Salta al contenuto principale

La valle oscura

La valle oscura

Nel 2013 la vita di Anna, venticinquenne, è “ostentatamente analogica”. Scatta fotografie con la macchina del nonno, sfoglia riviste cartacee, frequenta artigiani e fornai, usa il giradischi e un orologio a pile, resiste perfino al microonde. Si adegua, piacevolmente, allo stile di vita di Brooklyn, dove vive, e della Manhattan che frequenta per lavoro, settore editoriale. Proprio in questa città inizia a conoscere le start up che allettano la sua generazione con idee disruptive, dirompenti, e guadagni ben diversi da quelli dello scarno mercato del lavoro culturale. Il primo impiego nel nuovo mondo consiste nel far decollare un’app per leggere libri da smartphone. Si tratta di un nuovo paradigma esistenziale: “La generazione dei millennial non era attratta dalle proprietà, ma dalle esperienze”, streaming di prodotti culturali e oggetti materiali a noleggio, viaggi e spostamenti con mezzi condivisi… Non mancavano che i libri; e perciò ecco l’applicazione che “non serviva tanto a leggere, quanto a far vedere che eri il tipo di persona che leggeva”. Intanto, il mondo tecnologico corre e inizia a correre anche Anna: “Non mi era mai passato per la testa che un giorno sarei diventata una delle persone che stanno dietro Internet, perché di fatto non avevo mai considerato che dietro Internet ci fosse qualcuno”. In breve tempo si trova a San Francisco e viene a contatto con manager suoi coetanei che guidano capitali immensi e credono ciecamente nel potere dell’algoritmo. Quando è assunta da un’azienda di big data, tenta di mantenere il candore e di imporre i propri valori.

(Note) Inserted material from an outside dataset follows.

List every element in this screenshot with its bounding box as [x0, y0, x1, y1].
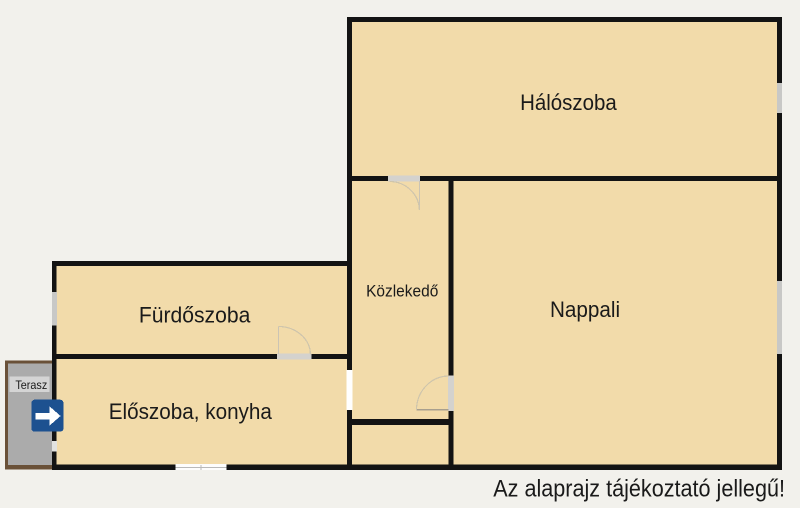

Non è semplice: la Bay Area è dominata da ambizioni spietate mascherate da stili di vita neo-hippy e anche l’ottimismo nel futuro e l’esaltazione per ogni idea, per tutte le idee, assumono un carattere alterato. L’utopia non tarda a rivelarsi come un “inferno tardocapitalista”…

Negli anni Settanta la robotica diventò rapidamente sofisticata, tanto da sfornare umanoidi dall’aspetto umano, con pelle sintetica setosa e capelli fluenti anziché bulloni e cerniere alla Frankenstein; uno studioso giapponese analizzò le emozioni di inquietudine e disagio nel rapporto uomo-robot e le classificò con l’espressione Uncanny Valley - zona perturbante. È questo il titolo originale del libro della Wiener che manca di androidi portatori di ansia ma insinua in crescendo antipatia e sospetto per la realtà che le aziende legate a internet stanno creando. Non si tratta di un romanzo, è tutto accaduto davvero all’autrice, che narra in prima persona con uno stile asciutto e limpido che solo nel finale sfuma in una breve (e doverosa) analisi psicologica. La valle oscura è un memoir e un reportage: diario personale e resoconto giornalistico e sociologico di quel che accade nella Silicon Valley e dintorni, in contrasto con il mondo classico e snob di New York. La distanza fra i due luoghi non è solo geografica: in California il futuro è rincorso e anticipato, e guai a chi non riesce a mantenere il passo. Giorno dopo giorno, dunque, Anna Wiener ci porta nei quartier generali delle aziende tecnologiche (riconoscibilissime anche se non citate), nei vizi dei millennial pionieri della sharing economy, delle app di condivisione di qualunque cosa, nel caos mentale dei capitalisti dei dati raccolti (o estorti) attraverso i social network. Il libro, citatissimo in tutte le classifiche di pubblico e di critica del 2020, resterà anche come reportage sociologico di questa epoca di infinite accelerazioni e di pochi ragionamenti. E conviene continuare a seguire la giovane autrice che, nel frattempo, ha voltato le spalle all’algoritmo per dedicarsi alla scrittura.